The win made Dale Oen the first male swimmer from Norway to reach the podium at the World Championships and the first Norwegian swimmer, male or female, to win a gold medal. And he pulled off the accomplishment at a dark time for his nation.

While Dale Oen was already on the other side of the world preparing for Worlds, Norway had been hit by two terrorist attacks, first a bombing in downtown Oslo and then a mass shooting in Utoya, Seventy-seven people were killed while more than 320 were injured. In the wake of the attacks, the swimmer’s thoughts waivered. He could not forget how his countrymen and women back home were suffering. So Dale Oen’s special moment was a career-defining swim but also a lifeline to those watching from grief-stricken Norway.

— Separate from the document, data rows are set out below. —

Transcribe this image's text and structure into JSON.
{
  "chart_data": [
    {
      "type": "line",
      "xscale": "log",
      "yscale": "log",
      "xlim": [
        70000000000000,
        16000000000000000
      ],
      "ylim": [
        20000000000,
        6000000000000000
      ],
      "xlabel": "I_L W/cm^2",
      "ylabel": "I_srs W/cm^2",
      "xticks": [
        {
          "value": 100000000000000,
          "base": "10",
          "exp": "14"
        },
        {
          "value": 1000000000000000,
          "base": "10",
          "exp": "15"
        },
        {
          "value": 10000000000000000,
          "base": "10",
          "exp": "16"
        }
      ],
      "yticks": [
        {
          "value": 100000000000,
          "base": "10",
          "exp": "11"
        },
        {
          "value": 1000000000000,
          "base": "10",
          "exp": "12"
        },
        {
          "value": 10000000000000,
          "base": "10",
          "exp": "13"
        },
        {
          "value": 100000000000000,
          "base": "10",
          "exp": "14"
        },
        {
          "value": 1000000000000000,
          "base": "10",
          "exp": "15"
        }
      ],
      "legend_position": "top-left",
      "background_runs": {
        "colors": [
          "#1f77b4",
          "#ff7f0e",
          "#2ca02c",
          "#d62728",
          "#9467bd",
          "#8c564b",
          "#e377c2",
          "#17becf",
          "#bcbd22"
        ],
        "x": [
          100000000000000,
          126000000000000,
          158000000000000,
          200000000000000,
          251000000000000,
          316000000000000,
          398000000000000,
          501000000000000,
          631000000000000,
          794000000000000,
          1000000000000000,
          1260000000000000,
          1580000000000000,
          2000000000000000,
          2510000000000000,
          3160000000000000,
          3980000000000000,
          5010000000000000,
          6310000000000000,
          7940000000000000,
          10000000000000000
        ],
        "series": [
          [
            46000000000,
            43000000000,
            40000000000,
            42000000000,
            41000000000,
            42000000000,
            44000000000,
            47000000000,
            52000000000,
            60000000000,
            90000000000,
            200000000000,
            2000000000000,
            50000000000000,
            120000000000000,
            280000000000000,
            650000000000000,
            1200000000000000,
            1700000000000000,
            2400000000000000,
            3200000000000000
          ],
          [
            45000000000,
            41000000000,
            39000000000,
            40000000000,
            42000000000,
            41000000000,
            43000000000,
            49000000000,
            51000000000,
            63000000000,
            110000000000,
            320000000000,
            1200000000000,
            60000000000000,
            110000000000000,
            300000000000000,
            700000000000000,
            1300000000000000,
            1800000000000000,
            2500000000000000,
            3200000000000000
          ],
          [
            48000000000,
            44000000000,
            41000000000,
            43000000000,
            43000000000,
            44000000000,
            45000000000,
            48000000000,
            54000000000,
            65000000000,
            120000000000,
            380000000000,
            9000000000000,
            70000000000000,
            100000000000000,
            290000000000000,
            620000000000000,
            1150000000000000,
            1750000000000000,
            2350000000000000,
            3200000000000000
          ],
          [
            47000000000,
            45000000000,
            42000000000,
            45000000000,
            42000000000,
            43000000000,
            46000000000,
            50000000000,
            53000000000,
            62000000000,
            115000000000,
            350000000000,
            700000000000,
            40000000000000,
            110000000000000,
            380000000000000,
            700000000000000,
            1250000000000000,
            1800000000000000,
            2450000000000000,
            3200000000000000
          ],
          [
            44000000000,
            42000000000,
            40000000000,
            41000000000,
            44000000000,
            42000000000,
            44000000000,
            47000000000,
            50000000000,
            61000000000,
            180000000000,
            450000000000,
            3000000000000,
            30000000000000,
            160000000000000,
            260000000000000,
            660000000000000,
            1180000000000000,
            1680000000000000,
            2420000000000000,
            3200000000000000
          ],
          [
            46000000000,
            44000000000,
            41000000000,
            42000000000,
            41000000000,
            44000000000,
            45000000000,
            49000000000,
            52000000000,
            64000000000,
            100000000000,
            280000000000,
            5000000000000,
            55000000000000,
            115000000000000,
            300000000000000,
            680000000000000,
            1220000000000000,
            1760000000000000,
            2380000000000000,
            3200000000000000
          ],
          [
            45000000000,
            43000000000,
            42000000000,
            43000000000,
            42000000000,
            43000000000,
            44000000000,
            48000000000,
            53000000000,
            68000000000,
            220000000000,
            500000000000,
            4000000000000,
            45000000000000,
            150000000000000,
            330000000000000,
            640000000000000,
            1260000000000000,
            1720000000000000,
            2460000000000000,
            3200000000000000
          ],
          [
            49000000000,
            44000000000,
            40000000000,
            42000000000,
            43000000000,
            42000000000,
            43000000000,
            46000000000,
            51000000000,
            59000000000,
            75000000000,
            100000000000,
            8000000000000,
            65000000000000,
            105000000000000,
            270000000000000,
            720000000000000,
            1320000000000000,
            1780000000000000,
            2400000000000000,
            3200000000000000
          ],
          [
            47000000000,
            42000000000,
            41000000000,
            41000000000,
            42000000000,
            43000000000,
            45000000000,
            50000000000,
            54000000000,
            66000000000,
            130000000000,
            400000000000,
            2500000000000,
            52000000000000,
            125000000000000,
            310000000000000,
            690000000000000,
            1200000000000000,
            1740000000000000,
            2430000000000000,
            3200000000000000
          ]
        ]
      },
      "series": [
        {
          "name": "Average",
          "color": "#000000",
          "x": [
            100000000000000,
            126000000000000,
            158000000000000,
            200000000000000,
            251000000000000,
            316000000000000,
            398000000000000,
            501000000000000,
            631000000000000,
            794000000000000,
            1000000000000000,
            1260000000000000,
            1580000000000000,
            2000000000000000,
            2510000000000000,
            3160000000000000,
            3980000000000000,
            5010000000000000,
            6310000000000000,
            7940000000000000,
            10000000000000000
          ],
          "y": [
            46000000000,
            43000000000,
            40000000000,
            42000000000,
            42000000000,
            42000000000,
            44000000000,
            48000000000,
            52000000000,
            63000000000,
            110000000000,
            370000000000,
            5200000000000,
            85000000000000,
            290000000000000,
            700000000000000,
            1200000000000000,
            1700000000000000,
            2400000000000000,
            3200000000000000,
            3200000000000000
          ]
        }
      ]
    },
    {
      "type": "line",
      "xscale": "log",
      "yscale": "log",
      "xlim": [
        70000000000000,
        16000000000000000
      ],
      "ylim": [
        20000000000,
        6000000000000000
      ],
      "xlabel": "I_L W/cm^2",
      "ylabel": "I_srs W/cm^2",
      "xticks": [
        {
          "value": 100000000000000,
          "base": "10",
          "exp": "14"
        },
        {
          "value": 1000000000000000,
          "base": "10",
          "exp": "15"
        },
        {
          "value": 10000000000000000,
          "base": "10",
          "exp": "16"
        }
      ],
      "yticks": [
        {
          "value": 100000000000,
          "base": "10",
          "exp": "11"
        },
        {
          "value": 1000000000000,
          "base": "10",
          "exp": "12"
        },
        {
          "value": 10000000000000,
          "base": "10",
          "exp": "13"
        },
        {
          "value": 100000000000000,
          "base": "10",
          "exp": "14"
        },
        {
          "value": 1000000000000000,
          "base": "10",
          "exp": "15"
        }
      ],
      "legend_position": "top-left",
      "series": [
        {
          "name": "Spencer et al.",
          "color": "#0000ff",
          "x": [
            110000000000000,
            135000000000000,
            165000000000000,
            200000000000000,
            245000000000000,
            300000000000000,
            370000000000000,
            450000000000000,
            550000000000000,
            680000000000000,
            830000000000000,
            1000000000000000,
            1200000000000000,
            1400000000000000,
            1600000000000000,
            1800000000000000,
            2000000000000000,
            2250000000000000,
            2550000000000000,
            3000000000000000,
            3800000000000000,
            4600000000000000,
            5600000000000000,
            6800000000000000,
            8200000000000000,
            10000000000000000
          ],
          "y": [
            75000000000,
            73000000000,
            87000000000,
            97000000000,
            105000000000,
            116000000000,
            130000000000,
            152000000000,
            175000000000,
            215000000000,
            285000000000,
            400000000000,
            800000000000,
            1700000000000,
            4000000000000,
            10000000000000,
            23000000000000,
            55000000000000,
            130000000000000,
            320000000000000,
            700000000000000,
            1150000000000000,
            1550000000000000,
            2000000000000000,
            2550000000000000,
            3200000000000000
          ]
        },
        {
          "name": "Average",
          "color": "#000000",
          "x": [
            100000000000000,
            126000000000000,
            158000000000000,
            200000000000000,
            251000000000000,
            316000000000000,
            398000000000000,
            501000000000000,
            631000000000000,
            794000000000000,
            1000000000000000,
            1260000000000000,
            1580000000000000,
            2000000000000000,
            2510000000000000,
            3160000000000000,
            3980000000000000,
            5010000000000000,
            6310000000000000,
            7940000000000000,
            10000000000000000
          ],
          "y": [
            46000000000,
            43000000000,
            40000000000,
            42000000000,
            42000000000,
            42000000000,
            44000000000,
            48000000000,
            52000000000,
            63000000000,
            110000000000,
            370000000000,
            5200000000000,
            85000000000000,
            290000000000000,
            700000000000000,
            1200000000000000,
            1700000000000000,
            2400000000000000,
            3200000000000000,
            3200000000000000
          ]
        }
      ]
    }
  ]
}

“I try to imagine what is happening back home, but it’s quite hard,” Dale Oen said after winning gold. “We need to let everyday life come back because we can’t let things be ruined. I am happy to put my head in the water for a minute or two and focus on the game. In a time like this for Norway, we need to be together, to be one. I know everyone back home is paralyzed and I can feel the emotion. While I’m here in Shanghai, I’m going to show my best.”

Indeed, less than one year before Norway would mourn a life lost far too soon, Dale Oen earned his status as a national hero.